Chapter 50


I WAS BACK in Cawley Dark's office with the airconditioning humming steadily. Dark had on a blue oxford shirt today. With him was a red-haired guy with a big Adam's apple.

"This is Ray Butler," Dark said. "He's the water resource guy for the county."

Butler and I shook hands. We sat in the two chairs facing Dark's desk.

"I told Ray about your situation down in Potshot. He was real impressed that I was doing legwork for a Boston shoo-fly."

"Me too," I said.

Dark leaned back and made a go-ahead gesture at me with his right hand.

"What's the water situation in Potshot?" I said to Butler.

"The Arapaho Aquifer," he said. "Extends from around Salt City in the Sawtooths, maybe eighty-five miles down through Potshot."

"An aquifer is like an underground river?" I said.

"More like an underground sponge," Butler said.

He had a high, sharp voice.

"Which holds water, and can be caused to yield it through wells or springs. The water seeps through pores and fractures in consolidated rock, or through spaces between the particles if it's unconsolidated."

"Thank you," I said.

Leaning back in his chair with his fingers laced over his flat stomach, Dark might have been in a reverie, except that there was a hint of amusement in the way his eyes moved.

"There are, of course, confined aquifers and unconfined aquifers."

"Of course," I said. "Is the Arapaho Aquifer sufficient to the needs of Potshot?"

"Barely," Butler said.

"Does that limit development?"

"Of course it does," Butler keened.

Talking to the likes of me was clearly painful for him.

"What would happen if the water consumption exceeded the capacity of the aquifer?"

"It could not recharge at a pace sufficient to the need."

Everything Butler said sounded like sort of a high-pitched protest.

"So they'd run out of water."

"That's what I just said."

"Is there any possibility that there is another aquifer?"

"Of course there is. It would be presumptuous to suggest that we know everything about the substrata."

"Presumptuous," I said. "Is it likely?"

Butler paused. How to say this to an unscientific moron?

"It's possible," he said finally.

"And if there were an increase in the amount of available water," I said. "Then I assume it would support increased development."

"It would make it possible," Butler said, "where, right now, it is not."

"Anybody been looking for water down there?"

"No."

"How do you know?"

"In this environment, water is very precious," Butler said. "We cannot permit it to be exploited without supervision."

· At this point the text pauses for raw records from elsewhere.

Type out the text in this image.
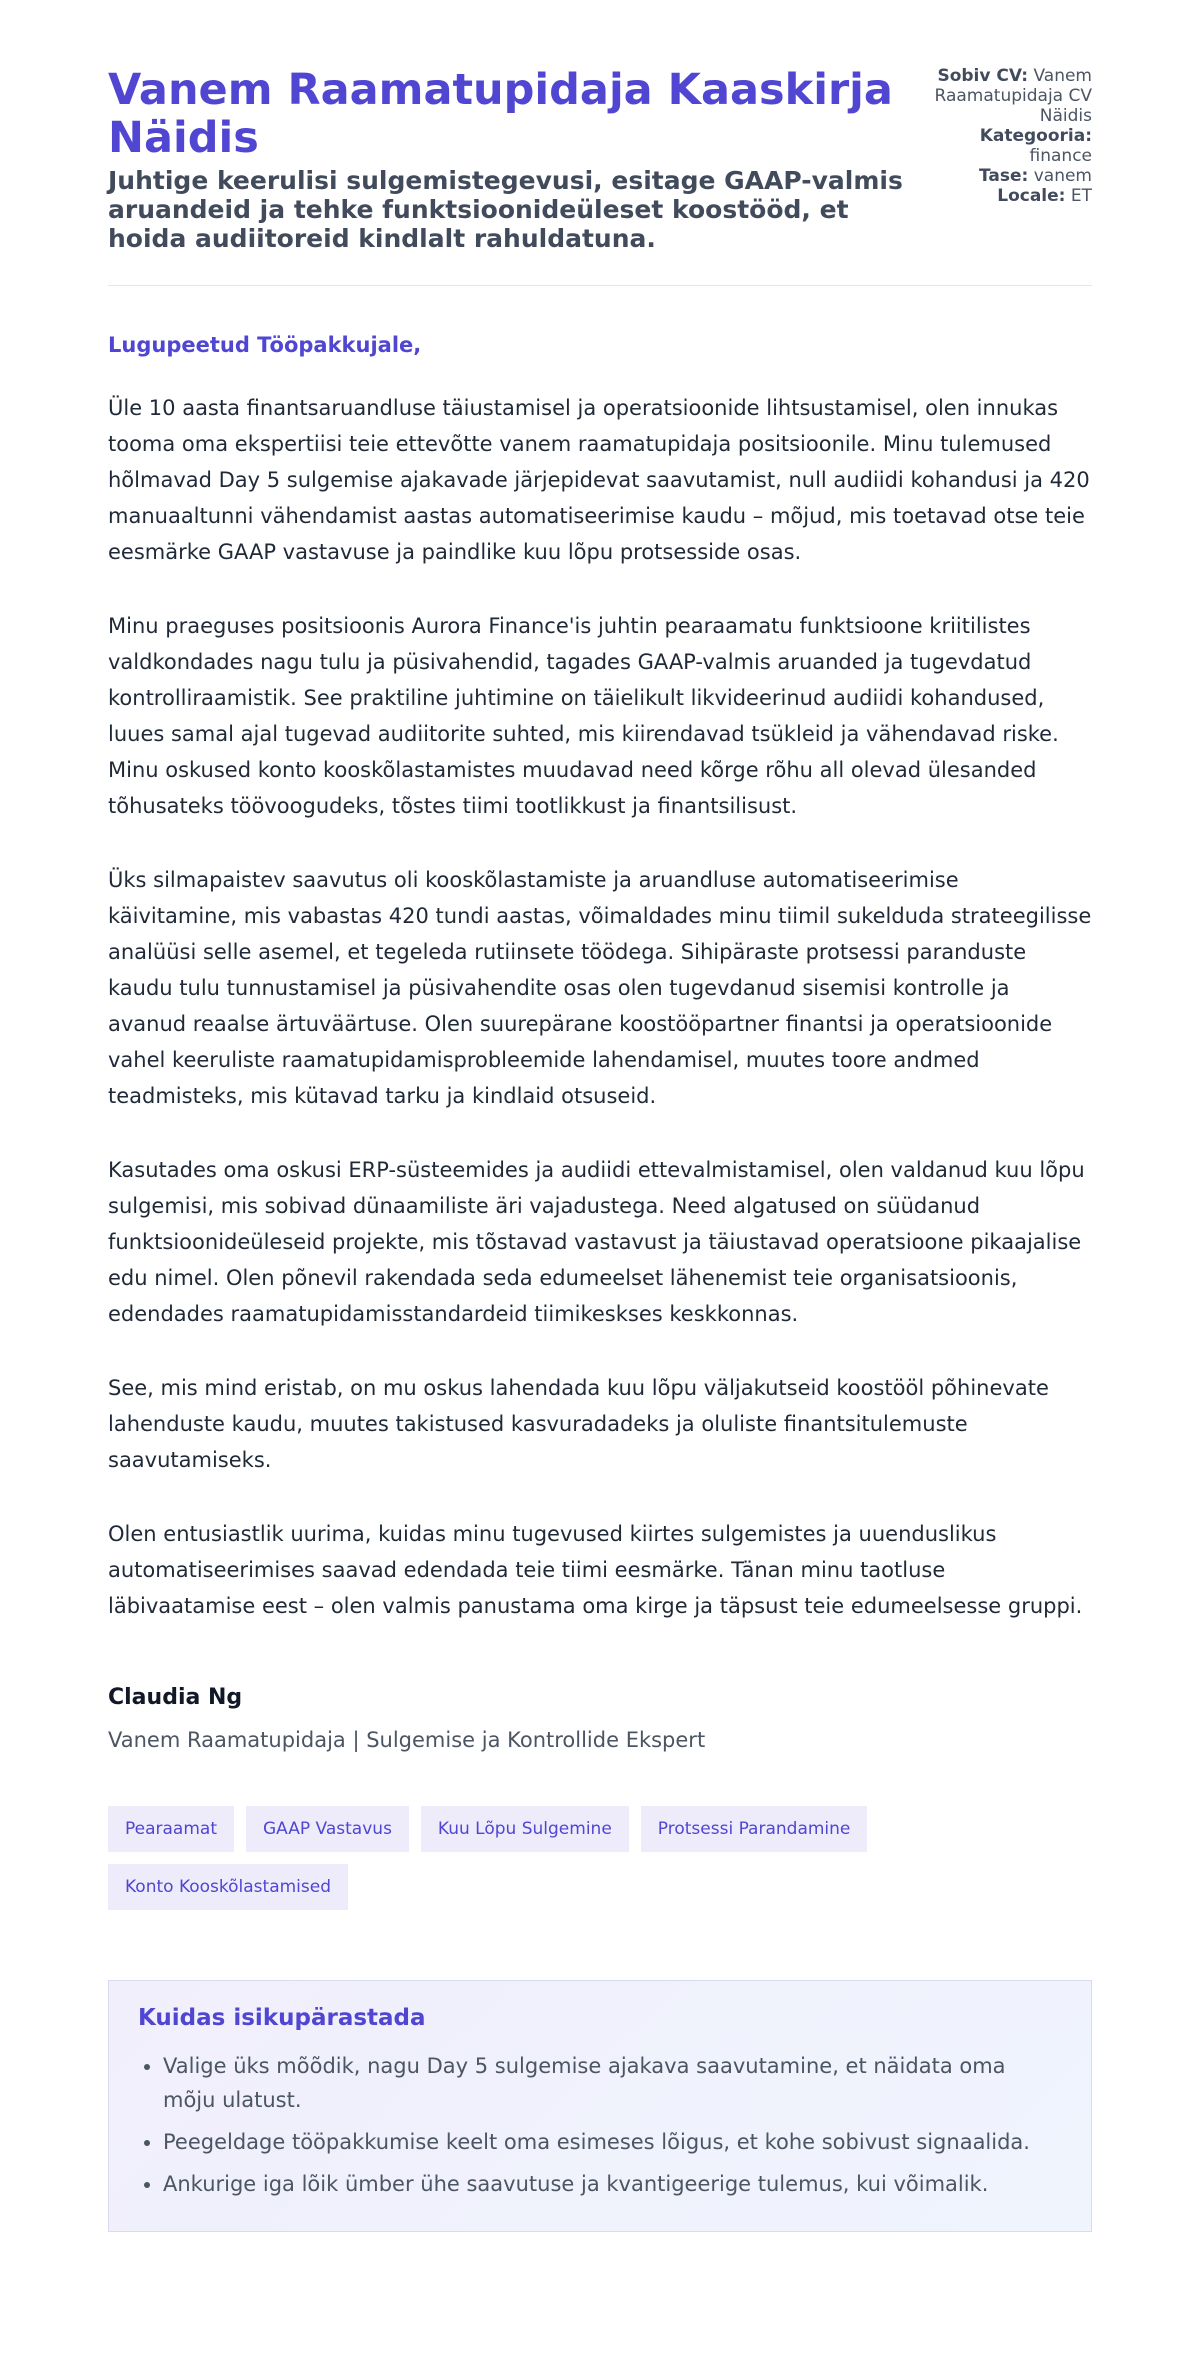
Vanem Raamatupidaja Kaaskirja Näidis

Juhtige keerulisi sulgemistegevusi, esitage GAAP-valmis aruandeid ja tehke funktsioonideüleset koostööd, et hoida audiitoreid kindlalt rahuldatuna.

Sobiv CV: Vanem Raamatupidaja CV Näidis
Kategooria: finance
Tase: vanem
Locale: ET

Lugupeetud Tööpakkujale,

Üle 10 aasta finantsaruandluse täiustamisel ja operatsioonide lihtsustamisel, olen innukas tooma oma ekspertiisi teie ettevõtte vanem raamatupidaja positsioonile. Minu tulemused hõlmavad Day 5 sulgemise ajakavade järjepidevat saavutamist, null audiidi kohandusi ja 420 manuaaltunni vähendamist aastas automatiseerimise kaudu – mõjud, mis toetavad otse teie eesmärke GAAP vastavuse ja paindlike kuu lõpu protsesside osas.

Minu praeguses positsioonis Aurora Finance'is juhtin pearaamatu funktsioone kriitilistes valdkondades nagu tulu ja püsivahendid, tagades GAAP-valmis aruanded ja tugevdatud kontrolliraamistik. See praktiline juhtimine on täielikult likvideerinud audiidi kohandused, luues samal ajal tugevad audiitorite suhted, mis kiirendavad tsükleid ja vähendavad riske. Minu oskused konto kooskõlastamistes muudavad need kõrge rõhu all olevad ülesanded tõhusateks töövoogudeks, tõstes tiimi tootlikkust ja finantsilisust.

Üks silmapaistev saavutus oli kooskõlastamiste ja aruandluse automatiseerimise käivitamine, mis vabastas 420 tundi aastas, võimaldades minu tiimil sukelduda strateegilisse analüüsi selle asemel, et tegeleda rutiinsete töödega. Sihipäraste protsessi paranduste kaudu tulu tunnustamisel ja püsivahendite osas olen tugevdanud sisemisi kontrolle ja avanud reaalse ärtuväärtuse. Olen suurepärane koostööpartner finantsi ja operatsioonide vahel keeruliste raamatupidamisprobleemide lahendamisel, muutes toore andmed teadmisteks, mis kütavad tarku ja kindlaid otsuseid.

Kasutades oma oskusi ERP-süsteemides ja audiidi ettevalmistamisel, olen valdanud kuu lõpu sulgemisi, mis sobivad dünaamiliste äri vajadustega. Need algatused on süüdanud funktsioonideüleseid projekte, mis tõstavad vastavust ja täiustavad operatsioone pikaajalise edu nimel. Olen põnevil rakendada seda edumeelset lähenemist teie organisatsioonis, edendades raamatupidamisstandardeid tiimikeskses keskkonnas.

See, mis mind eristab, on mu oskus lahendada kuu lõpu väljakutseid koostööl põhinevate lahenduste kaudu, muutes takistused kasvuradadeks ja oluliste finantsitulemuste saavutamiseks.

Olen entusiastlik uurima, kuidas minu tugevused kiirtes sulgemistes ja uuenduslikus automatiseerimises saavad edendada teie tiimi eesmärke. Tänan minu taotluse läbivaatamise eest – olen valmis panustama oma kirge ja täpsust teie edumeelsesse gruppi.

Claudia Ng

Vanem Raamatupidaja | Sulgemise ja Kontrollide Ekspert

Pearaamat	GAAP Vastavus	Kuu Lõpu Sulgemine	Protsessi Parandamine
Konto Kooskõlastamised
Kuidas isikupärastada
• Valige üks mõõdik, nagu Day 5 sulgemise ajakava saavutamine, et näidata oma mõju ulatust.
• Peegeldage tööpakkumise keelt oma esimeses lõigus, et kohe sobivust signaalida.
• Ankurige iga lõik ümber ühe saavutuse ja kvantigeerige tulemus, kui võimalik.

"So how would you know," I said.

"We'd know."

"How?"

Butler was silent. It was impossible that this rube had asked him a question he couldn't answer.

"Do you know how," I said to Dark.

Dark shook his head.

"There would be evidence of exploration," Butler said.

"When's the last time you looked?"

Again Butler was silent.

After awhile Dark said, "Well thank you very much, Ray, I don't believe we'll be needing anything else."

Butler stood and shook hands with me, sourly, I thought, and departed.

"Ray's never met a man he didn't like," Dark said.

"Be fun to drink beer with," I said.

"If you drank a real lot," Dark said.

"You able to get anyone to check the real estate?"

" 'Course I did," Dark said. "I'm the goddamned police."

"And?"

"And I had somebody go over to the county hall, like you wanted, and look up real estate transactions in and around Potshot. Here's a list."

Dark handed me the list.

"Recognize any names?" he said.

"Couple," I said. "Who's this Saguaro Development Associates?"

"Thought you'd ask me that," Dark said. He handed me another sheet. "Recognize any names?" he said.

"All of them," I said.

I took it and folded it over and tucked it in the inside pocket of my elegant toffee-colored summer silk tweed jacket, which I wore to conceal my somewhat less elegant, blue-barreled handgun.